En l'espace de quelques secondes, tout s'est évaporé, comme une feuille emportée par la brise qui cherche son chemin et qui finit par tomber au sol sans jamais atteindre sa destination. Je reste semblable à elle, tout aussi égarée.

— Pourquoi es-tu devenu méprisant envers l'univers qui t'entoure ? ajouté-je, pourquoi ?

— Parce que j'ai perdu la seule personne qui représentait mon monde, rétorque-t-il d'une voix autoritaire.

Les larmes au bord des yeux, même si elles tentent de retourner dans le sommeil, ne peuvent s'y résoudre. Sans même m'en rendre compte, elles coulent librement tandis que les pansements de mon être se détachent peu à peu.

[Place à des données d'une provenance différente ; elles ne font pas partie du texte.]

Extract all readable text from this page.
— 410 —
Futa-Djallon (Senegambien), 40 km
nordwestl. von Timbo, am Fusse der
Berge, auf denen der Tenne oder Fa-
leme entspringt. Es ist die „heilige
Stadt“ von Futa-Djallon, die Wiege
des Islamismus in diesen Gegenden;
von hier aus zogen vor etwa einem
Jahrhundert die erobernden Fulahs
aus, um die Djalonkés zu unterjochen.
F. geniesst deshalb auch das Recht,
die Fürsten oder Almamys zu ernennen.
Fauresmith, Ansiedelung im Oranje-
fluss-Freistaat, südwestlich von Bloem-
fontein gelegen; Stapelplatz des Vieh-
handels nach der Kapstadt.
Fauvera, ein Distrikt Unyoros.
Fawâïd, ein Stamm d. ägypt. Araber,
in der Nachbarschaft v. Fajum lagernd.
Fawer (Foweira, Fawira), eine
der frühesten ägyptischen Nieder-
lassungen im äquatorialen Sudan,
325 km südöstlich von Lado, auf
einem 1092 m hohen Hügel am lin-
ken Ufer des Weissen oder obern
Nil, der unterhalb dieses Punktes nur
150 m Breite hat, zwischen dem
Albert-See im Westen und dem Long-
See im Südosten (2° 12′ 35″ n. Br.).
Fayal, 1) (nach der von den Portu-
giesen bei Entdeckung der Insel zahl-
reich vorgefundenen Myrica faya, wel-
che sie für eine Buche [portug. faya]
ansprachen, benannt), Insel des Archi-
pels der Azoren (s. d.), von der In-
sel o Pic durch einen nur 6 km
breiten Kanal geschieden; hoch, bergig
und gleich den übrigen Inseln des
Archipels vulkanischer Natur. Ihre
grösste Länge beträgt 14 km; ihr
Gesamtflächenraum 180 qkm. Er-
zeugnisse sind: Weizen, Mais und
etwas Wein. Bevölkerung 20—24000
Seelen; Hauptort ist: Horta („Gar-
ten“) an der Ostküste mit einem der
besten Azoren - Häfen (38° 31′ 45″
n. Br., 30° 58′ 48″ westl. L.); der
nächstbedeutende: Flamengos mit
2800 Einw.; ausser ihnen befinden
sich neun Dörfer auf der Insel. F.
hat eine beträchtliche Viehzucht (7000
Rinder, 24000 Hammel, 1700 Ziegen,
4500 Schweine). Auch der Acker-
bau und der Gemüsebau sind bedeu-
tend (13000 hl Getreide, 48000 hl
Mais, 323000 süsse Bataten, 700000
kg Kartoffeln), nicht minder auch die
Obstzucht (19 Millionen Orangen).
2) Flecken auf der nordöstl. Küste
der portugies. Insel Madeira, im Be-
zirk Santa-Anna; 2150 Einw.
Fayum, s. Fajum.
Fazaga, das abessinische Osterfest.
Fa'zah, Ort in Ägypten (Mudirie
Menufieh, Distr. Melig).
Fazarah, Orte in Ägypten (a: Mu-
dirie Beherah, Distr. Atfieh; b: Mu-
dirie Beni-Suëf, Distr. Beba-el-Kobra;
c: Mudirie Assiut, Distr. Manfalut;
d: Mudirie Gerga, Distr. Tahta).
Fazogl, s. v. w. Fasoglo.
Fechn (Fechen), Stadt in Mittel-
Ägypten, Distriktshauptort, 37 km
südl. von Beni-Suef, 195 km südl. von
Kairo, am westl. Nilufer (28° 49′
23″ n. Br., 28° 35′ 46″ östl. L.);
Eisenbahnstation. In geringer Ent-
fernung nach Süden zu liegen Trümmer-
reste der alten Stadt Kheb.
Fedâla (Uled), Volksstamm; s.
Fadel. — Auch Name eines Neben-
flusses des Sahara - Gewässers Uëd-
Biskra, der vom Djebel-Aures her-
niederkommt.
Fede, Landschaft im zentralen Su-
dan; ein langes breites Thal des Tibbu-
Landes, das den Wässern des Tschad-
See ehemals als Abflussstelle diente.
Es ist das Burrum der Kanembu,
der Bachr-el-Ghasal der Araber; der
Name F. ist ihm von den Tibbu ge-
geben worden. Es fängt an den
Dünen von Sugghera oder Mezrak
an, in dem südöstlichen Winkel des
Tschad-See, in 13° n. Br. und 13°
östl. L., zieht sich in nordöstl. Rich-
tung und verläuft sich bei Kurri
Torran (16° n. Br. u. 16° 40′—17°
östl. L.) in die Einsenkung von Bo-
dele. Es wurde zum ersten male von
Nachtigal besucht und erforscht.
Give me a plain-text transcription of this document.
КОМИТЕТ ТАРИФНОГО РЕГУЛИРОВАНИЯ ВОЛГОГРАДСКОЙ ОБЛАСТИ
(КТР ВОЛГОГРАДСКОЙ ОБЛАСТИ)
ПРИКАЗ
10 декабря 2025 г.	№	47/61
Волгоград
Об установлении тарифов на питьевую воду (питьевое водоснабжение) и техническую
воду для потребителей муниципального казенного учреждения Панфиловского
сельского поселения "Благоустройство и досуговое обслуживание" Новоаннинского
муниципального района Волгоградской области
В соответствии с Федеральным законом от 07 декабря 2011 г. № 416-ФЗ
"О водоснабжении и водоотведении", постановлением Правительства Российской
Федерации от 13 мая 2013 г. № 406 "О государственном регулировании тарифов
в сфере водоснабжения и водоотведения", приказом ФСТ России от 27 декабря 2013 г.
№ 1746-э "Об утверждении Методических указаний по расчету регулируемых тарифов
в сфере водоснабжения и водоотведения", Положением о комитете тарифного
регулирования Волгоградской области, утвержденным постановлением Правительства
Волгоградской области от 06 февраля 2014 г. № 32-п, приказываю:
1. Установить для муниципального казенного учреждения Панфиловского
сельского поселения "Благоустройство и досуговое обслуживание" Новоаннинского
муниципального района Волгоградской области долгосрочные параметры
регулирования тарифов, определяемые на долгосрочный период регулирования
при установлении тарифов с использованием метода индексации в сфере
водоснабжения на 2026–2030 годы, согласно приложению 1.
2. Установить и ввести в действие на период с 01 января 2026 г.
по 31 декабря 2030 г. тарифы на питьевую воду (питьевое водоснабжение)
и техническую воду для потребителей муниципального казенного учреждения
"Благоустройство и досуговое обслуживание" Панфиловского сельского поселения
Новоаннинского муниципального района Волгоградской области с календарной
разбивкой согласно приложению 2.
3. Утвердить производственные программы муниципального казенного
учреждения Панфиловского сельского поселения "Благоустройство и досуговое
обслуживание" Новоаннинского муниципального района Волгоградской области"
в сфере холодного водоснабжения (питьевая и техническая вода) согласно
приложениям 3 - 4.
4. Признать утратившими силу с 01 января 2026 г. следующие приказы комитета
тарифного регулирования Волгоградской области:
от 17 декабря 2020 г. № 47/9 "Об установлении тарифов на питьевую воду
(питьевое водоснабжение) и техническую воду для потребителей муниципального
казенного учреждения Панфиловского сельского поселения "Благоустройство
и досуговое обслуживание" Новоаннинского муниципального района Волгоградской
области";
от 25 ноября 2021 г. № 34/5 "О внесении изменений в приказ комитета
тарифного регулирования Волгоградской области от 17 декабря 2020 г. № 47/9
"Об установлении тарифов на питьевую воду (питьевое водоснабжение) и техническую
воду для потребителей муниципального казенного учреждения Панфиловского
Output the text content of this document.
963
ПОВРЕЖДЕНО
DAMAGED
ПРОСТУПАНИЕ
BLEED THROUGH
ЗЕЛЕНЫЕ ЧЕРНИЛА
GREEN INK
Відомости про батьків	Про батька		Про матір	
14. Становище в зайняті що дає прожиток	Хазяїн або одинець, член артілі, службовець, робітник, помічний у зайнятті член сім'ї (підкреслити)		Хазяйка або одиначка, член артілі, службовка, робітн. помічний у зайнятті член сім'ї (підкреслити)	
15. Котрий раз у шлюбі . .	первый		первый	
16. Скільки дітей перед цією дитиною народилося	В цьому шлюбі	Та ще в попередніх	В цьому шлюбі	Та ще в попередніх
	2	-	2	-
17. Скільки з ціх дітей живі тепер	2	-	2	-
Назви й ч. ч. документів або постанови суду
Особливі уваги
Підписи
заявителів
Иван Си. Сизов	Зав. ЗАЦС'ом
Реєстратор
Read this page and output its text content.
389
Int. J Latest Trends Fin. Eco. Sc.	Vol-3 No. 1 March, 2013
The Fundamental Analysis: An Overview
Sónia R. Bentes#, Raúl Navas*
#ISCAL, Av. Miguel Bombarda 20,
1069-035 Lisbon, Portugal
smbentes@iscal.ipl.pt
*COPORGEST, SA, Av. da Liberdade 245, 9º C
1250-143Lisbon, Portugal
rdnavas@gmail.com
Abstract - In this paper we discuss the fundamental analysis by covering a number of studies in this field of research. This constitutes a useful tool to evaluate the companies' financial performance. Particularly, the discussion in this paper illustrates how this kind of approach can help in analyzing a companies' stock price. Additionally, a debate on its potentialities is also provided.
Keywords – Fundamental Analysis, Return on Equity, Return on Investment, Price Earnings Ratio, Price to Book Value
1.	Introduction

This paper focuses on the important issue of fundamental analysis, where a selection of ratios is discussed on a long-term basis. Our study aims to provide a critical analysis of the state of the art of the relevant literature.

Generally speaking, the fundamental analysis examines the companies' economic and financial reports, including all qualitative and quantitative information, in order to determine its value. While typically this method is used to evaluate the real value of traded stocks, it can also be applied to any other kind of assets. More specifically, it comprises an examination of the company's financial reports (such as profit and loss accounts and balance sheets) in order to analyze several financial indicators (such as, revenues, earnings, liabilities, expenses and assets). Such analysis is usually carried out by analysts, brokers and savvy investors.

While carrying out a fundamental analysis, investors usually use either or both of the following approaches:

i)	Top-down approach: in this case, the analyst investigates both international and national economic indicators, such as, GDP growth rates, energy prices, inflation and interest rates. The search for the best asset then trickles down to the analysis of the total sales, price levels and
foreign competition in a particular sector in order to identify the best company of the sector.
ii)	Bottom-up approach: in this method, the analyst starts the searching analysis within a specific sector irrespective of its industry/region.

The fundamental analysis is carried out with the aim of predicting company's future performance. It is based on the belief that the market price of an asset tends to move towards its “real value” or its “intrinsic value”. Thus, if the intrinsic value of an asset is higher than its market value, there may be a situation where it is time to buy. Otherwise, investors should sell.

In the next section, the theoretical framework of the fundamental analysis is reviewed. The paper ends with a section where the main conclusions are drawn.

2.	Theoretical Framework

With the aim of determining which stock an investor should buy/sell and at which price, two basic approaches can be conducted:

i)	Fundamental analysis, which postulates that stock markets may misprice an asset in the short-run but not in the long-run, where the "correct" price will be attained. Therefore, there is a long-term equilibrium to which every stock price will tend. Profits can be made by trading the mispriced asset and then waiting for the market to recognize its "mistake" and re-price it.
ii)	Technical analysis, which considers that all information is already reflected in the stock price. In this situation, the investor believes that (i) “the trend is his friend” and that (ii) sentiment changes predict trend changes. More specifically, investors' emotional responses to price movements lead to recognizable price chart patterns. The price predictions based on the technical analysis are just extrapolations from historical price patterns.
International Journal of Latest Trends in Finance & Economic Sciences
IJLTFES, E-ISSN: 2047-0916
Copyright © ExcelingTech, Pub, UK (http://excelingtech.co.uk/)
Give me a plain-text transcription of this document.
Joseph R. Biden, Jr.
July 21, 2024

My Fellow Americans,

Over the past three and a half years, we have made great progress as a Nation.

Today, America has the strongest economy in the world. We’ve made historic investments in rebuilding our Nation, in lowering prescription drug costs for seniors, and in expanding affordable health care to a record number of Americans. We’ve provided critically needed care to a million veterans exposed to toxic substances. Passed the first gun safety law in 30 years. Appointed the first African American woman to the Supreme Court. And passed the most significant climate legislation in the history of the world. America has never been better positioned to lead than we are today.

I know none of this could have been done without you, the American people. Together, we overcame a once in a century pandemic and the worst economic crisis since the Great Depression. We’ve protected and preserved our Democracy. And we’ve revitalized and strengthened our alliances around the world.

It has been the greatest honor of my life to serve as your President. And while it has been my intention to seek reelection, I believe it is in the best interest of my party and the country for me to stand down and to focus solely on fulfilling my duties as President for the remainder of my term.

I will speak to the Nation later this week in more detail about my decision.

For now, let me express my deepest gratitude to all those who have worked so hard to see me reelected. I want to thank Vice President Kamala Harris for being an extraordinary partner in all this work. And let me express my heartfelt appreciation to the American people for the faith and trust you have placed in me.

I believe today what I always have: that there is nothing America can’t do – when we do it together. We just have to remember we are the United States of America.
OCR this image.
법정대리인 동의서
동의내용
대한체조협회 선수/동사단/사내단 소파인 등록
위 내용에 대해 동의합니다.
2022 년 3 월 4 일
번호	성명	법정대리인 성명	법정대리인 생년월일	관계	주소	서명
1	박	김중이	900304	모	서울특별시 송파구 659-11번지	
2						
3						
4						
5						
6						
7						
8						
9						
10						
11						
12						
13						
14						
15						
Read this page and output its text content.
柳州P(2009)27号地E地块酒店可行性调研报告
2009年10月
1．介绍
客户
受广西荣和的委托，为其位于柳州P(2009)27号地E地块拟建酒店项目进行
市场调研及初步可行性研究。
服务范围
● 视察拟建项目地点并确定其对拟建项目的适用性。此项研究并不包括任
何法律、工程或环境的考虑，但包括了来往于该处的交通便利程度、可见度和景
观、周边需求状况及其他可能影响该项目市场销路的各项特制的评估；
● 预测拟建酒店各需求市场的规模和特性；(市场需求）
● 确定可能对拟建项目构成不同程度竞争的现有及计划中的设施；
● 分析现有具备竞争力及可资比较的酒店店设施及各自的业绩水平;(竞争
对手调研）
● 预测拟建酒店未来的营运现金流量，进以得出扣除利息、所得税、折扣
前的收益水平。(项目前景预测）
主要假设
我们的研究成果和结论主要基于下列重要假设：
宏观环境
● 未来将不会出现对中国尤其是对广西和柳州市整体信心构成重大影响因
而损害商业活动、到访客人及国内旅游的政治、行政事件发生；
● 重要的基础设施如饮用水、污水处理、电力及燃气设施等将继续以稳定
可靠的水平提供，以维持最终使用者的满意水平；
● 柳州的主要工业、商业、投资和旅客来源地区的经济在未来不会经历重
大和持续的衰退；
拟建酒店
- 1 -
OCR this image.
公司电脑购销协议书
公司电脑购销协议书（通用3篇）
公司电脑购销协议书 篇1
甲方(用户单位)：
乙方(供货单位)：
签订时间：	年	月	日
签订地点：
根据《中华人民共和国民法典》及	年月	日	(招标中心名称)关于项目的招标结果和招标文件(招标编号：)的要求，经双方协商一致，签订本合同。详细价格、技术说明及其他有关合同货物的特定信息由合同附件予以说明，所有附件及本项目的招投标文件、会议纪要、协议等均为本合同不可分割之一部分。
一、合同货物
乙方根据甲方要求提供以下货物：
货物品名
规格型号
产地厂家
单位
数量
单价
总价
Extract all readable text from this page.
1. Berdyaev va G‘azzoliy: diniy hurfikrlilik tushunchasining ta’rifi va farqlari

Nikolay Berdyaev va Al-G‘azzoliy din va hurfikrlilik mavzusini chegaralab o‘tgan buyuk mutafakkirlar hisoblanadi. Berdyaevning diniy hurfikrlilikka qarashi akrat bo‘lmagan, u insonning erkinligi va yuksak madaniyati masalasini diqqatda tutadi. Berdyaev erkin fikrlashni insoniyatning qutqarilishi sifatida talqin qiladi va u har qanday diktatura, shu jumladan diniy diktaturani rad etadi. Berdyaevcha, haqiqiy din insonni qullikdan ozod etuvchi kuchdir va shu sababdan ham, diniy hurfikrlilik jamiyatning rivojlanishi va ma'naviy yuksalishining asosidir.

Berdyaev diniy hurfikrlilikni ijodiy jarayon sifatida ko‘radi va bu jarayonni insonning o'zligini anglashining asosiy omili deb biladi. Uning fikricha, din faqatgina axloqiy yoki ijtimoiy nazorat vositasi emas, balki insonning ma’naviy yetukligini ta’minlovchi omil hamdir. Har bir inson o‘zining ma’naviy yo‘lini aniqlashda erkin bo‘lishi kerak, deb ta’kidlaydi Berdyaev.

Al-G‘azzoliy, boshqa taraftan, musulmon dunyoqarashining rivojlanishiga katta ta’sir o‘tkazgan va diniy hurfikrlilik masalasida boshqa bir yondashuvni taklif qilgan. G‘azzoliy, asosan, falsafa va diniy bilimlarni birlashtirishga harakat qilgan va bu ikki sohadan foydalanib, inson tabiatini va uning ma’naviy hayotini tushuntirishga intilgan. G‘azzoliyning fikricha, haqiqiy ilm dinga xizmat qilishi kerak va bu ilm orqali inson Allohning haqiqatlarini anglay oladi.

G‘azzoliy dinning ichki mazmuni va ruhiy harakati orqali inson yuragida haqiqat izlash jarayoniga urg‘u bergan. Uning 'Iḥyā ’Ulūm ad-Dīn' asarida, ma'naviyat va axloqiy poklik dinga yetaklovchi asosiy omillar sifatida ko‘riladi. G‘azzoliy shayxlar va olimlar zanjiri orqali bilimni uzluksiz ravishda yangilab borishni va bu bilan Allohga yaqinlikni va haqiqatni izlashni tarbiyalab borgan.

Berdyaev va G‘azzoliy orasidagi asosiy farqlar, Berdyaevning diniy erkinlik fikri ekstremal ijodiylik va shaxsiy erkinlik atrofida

— Mais bordel, Lucian, te rends-tu compte du mal que tu m'infliges ? sangloté-je. Au moment où j'avais le plus besoin de toi, tu n'étais pas là pour m'aider à me relever. Tu étais la seule personne dont j'avais nécessité, car même si je souriais, à l'intérieur, j'étais détruite. Ta froideur m'a anéantie. J'ai toujours été présente, dans n'importe quelle situation, et toi, tu m'as laissée tomber, tu m'as abandonnée en négligeant ta promesse. Je te déteste tellement, pour tout, pour Andréa, pour ton comportement, mais surtout parce que je n'arrive pas à t'oublier.

Alors que je termine à peine ma phrase, Lucian presse brusquement ses lèvres chaudes contre les miennes. Ses mains entourent mon visage, m'empêchant de fuir, une perspective qui ne me traverse pas l'esprit. Son baiser est à la fois puissant, tendre, empreint d'une colère profonde. Il me transporte loin d'ici, à grande distance de nos préoccupations mutuelles. Mes doigts se crispent sur sa chemise, comme pour l'inciter à ne jamais s'arrêter. Même à travers la haine qui paraît nous lier, je le désire d'une manière que je n'ai jamais ressentie pour un homme. Et bien qu'il détache bientôt sa bouche de la mienne, le goût de ses lèvres restera gravé en moi. Mon corps réclame chaque contact de sa langue entrelacée avec la mienne. Le temps semble suspendu, le froid automnal disparaît. Alors que je commence à perdre pied, il se retire brusquement, me laissant hors d'haleine. Sans un mot, je le regarde s'éloigner, m'abandonnant à ce sentiment d'euphorie que cet instant éphémère vient de me procurer.